Ancak kamuoyuna yansıyan bilgilere göre, yeni stand-by anlaşmasının ilk uygulamaları devlet yönetimine ilişkin olacaktır. 'Kamu harcamalarının azaltılması' paravanası altında devletin vergi dışı tüm ekonomik kaynakları ve faaliyetleri tasfiye edilecektir. Gelinen aşama, devletin 'küçültülmesi' değil, doğrudan tasfiyesi aşamasıdır. Bu nedenle, bugünden itibaren ekonomik yalan ve uydurma haber ve bilgi akışının ağırlık noktasını devlet ve devlet yönetimi oluşturacaktır. Böylece siyasal devlet ile ulusal devletin 'gereksiz' bir yük olduğu kanısı kitlelerde yaratılmaya çalışılacaktır. Bu ise, seçme ve seçilme hakkı başta olmak üzere tüm siyasal hak ve özgürlüklerin ortadan kaldırılması için uygun bir ortam hazırlayacaktır.

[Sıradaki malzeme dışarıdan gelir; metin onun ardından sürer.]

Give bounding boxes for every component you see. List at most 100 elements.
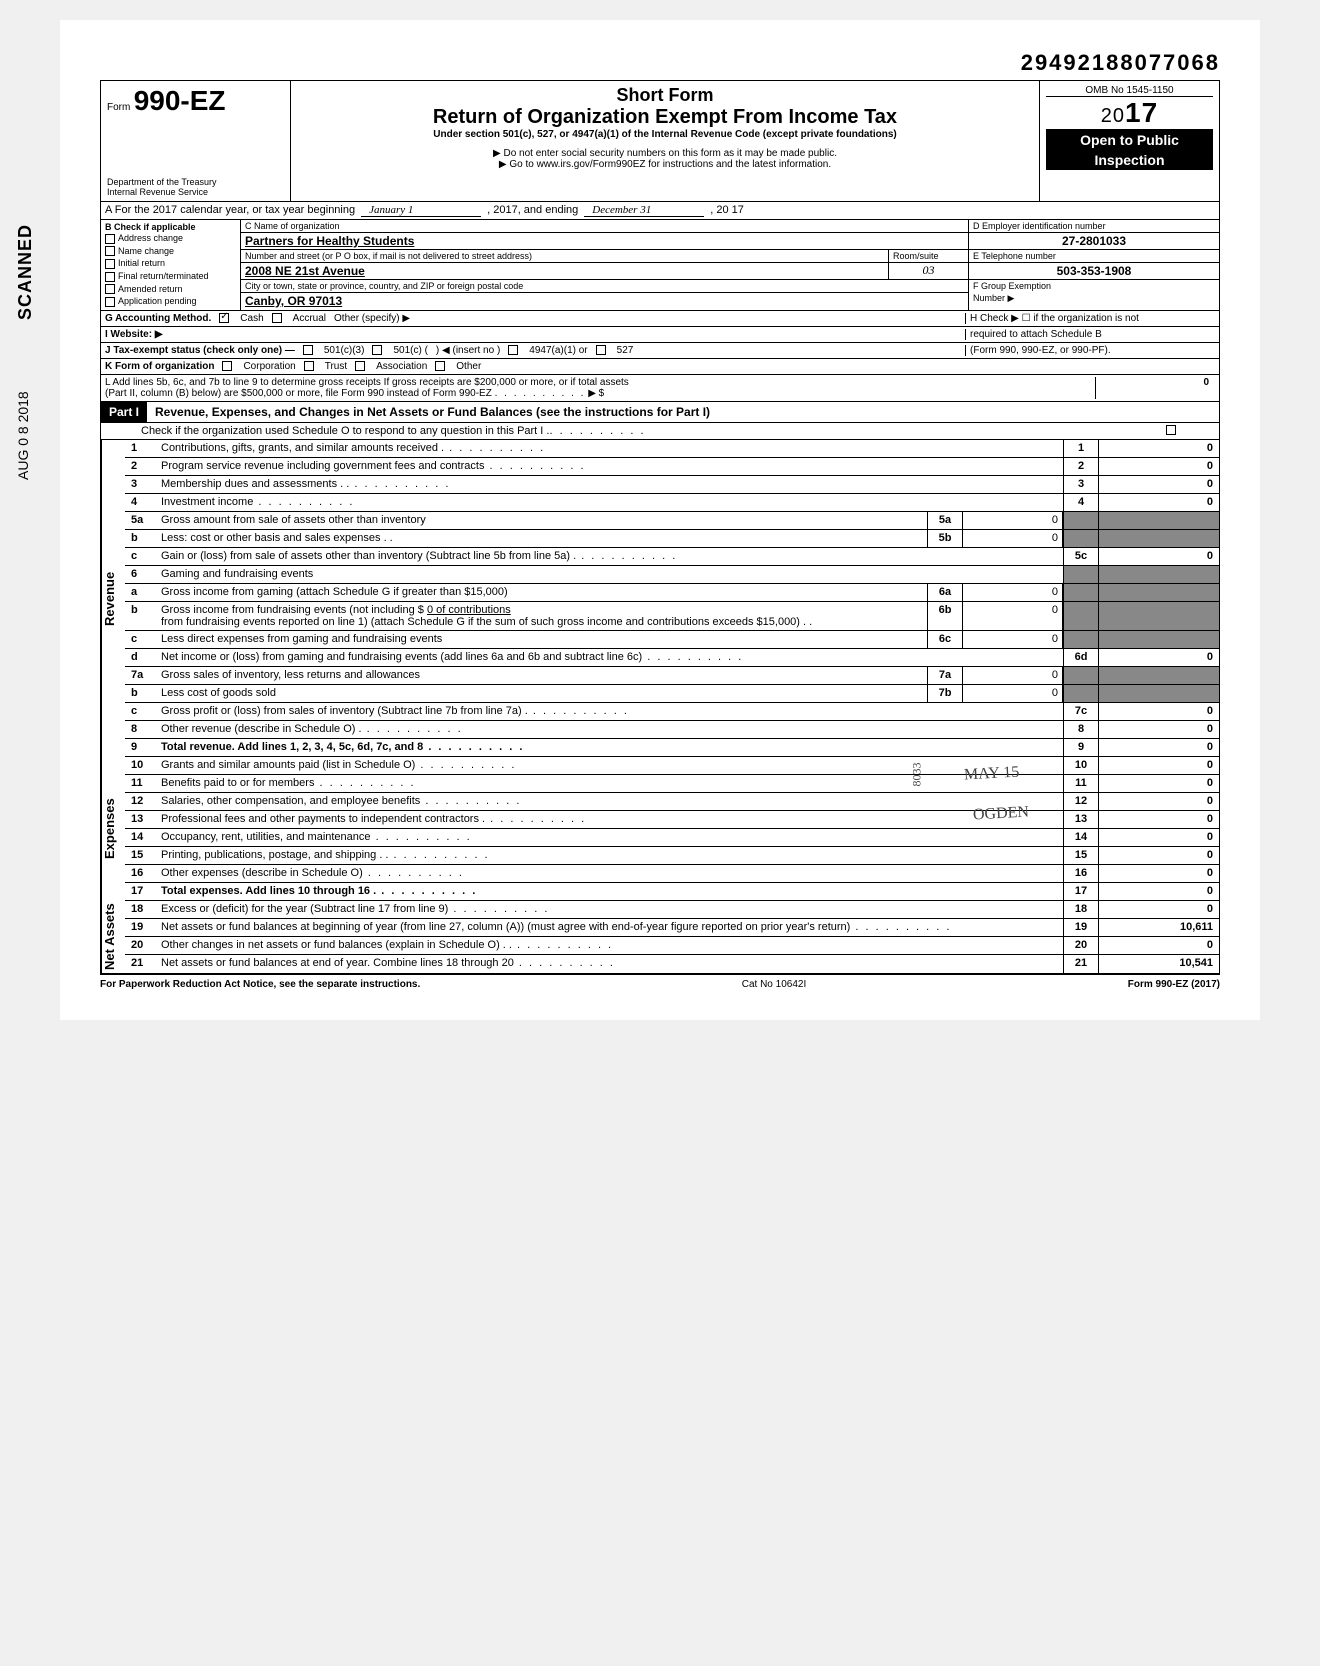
l21-d: Net assets or fund balances at end of ye… [157,955,1063,973]
l15-b: 15 [1063,847,1099,864]
org-street: 2008 NE 21st Avenue [241,263,888,279]
l6b-d3: from fundraising events reported on line… [161,616,812,628]
form-number: 990-EZ [134,85,226,116]
b-label: B Check if applicable [105,222,236,232]
chk-amended-return[interactable] [105,284,115,294]
l1-b: 1 [1063,440,1099,457]
f-label2: Number ▶ [969,292,1219,305]
l7b-m: 7b [927,685,963,702]
c-city-label: City or town, state or province, country… [241,280,968,293]
c-name-label: C Name of organization [241,220,968,233]
h-label: H Check ▶ ☐ if the organization is not [965,313,1215,324]
chk-final-return[interactable] [105,272,115,282]
chk-501c[interactable] [372,345,382,355]
l5c-d: Gain or (loss) from sale of assets other… [157,548,1063,565]
l5a-sh [1063,512,1099,529]
e-label: E Telephone number [969,250,1219,263]
chk-trust[interactable] [304,361,314,371]
l6b-d: Gross income from fundraising events (no… [161,604,424,616]
chk-initial-return[interactable] [105,259,115,269]
l6b-n: b [125,602,157,630]
chk-schedule-o[interactable] [1166,425,1176,435]
l7a-mv: 0 [963,667,1063,684]
l13-n: 13 [125,811,157,828]
b-item-3: Final return/terminated [118,271,209,281]
l2-d: Program service revenue including govern… [157,458,1063,475]
chk-accrual[interactable] [272,313,282,323]
l-value: 0 [1095,377,1215,399]
l2-v: 0 [1099,458,1219,475]
l5c-v: 0 [1099,548,1219,565]
row-j: J Tax-exempt status (check only one) — 5… [100,343,1220,359]
dept-treasury: Department of the Treasury [107,177,284,187]
chk-assoc[interactable] [355,361,365,371]
l5b-mv: 0 [963,530,1063,547]
l10-b: 10 [1063,757,1099,774]
chk-other[interactable] [435,361,445,371]
l4-b: 4 [1063,494,1099,511]
l15-d: Printing, publications, postage, and shi… [157,847,1063,864]
l7c-v: 0 [1099,703,1219,720]
l6a-d: Gross income from gaming (attach Schedul… [157,584,927,601]
l7a-n: 7a [125,667,157,684]
l6c-m: 6c [927,631,963,648]
g-other: Other (specify) ▶ [334,313,410,324]
stamp-ogden: OGDEN [973,803,1030,824]
l17-d: Total expenses. Add lines 10 through 16 … [157,883,1063,900]
l20-d: Other changes in net assets or fund bala… [157,937,1063,954]
l18-b: 18 [1063,901,1099,918]
row-a-endyear: , 20 17 [710,204,744,217]
l21-b: 21 [1063,955,1099,973]
part1-header-row: Part I Revenue, Expenses, and Changes in… [100,402,1220,423]
chk-application-pending[interactable] [105,297,115,307]
tax-year-end: December 31 [584,204,704,217]
revenue-vert-label: Revenue [101,440,125,757]
g-label: G Accounting Method. [105,313,211,324]
chk-name-change[interactable] [105,246,115,256]
h-label3: (Form 990, 990-EZ, or 990-PF). [965,345,1215,356]
l13-v: 0 [1099,811,1219,828]
l18-n: 18 [125,901,157,918]
l3-n: 3 [125,476,157,493]
expenses-vert-label: Expenses [101,757,125,901]
l12-d: Salaries, other compensation, and employ… [157,793,1063,810]
chk-527[interactable] [596,345,606,355]
j-d: 4947(a)(1) or [529,345,587,356]
l3-d: Membership dues and assessments . . [157,476,1063,493]
j-a: 501(c)(3) [324,345,365,356]
revenue-section: Revenue 1Contributions, gifts, grants, a… [100,440,1220,757]
chk-address-change[interactable] [105,234,115,244]
chk-4947[interactable] [508,345,518,355]
k-2: Association [376,361,427,372]
subtitle: Under section 501(c), 527, or 4947(a)(1)… [297,129,1033,140]
chk-cash[interactable] [219,313,229,323]
b-item-2: Initial return [118,258,165,268]
org-city: Canby, OR 97013 [241,293,968,309]
l7b-mv: 0 [963,685,1063,702]
l19-v: 10,611 [1099,919,1219,936]
l6c-n: c [125,631,157,648]
l-arrow: ▶ $ [588,388,604,399]
b-item-5: Application pending [118,296,197,306]
chk-corp[interactable] [222,361,232,371]
c-room-label: Room/suite [888,250,968,262]
l13-d: Professional fees and other payments to … [157,811,1063,828]
j-e: 527 [617,345,634,356]
j-b: 501(c) ( [393,345,427,356]
tax-year-begin: January 1 [361,204,481,217]
l6-n: 6 [125,566,157,583]
chk-501c3[interactable] [303,345,313,355]
l10-d: Grants and similar amounts paid (list in… [157,757,1063,774]
l6a-mv: 0 [963,584,1063,601]
l20-b: 20 [1063,937,1099,954]
row-a-label: A For the 2017 calendar year, or tax yea… [105,204,355,217]
l17-v: 0 [1099,883,1219,900]
b-item-1: Name change [118,246,174,256]
l6d-d: Net income or (loss) from gaming and fun… [157,649,1063,666]
l16-v: 0 [1099,865,1219,882]
scanned-stamp: SCANNED [15,224,36,320]
l17-n: 17 [125,883,157,900]
l16-d: Other expenses (describe in Schedule O) [157,865,1063,882]
i-label: I Website: ▶ [105,329,163,340]
org-name: Partners for Healthy Students [241,233,968,250]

Diyebiliriz ki, IMF tarafından Ankara'da hazırlanan yeni stand-by anlaşması ile seçimler ve seçimlerle işbaşına gelen hükümetlerin yönettiği siyasal devlet tasfiye edilecek ve yerine 'atanmış' ekonomistler ve ekonomi geçirilecektir."
[Kurtuluş Cephesi, 64. Sayı, Kasım-Aralık 2001]
Ve tarihler B. Ecevit'in "tarihi ABD gezisi"ni gösterdiğinde (18 Ocak 2002) Ekonomiden Sorumlu Devlet Bakanı sıfatıyla Kemal Derviş yeni stand-by anlaşmasıyla ilgili yeni "Niyet Mektubu"nu Washington'da imzalayarak IMF'ye "sunmuştur".
İmza günü Kemal Derviş, gazetecilere şu açıklamayı yapmıştır: "SAKLI BİR ŞEY YOK
Derviş, kabul edilmesinden sonra niyet mektubunun kamuoyuna açıklanacağını belirtti.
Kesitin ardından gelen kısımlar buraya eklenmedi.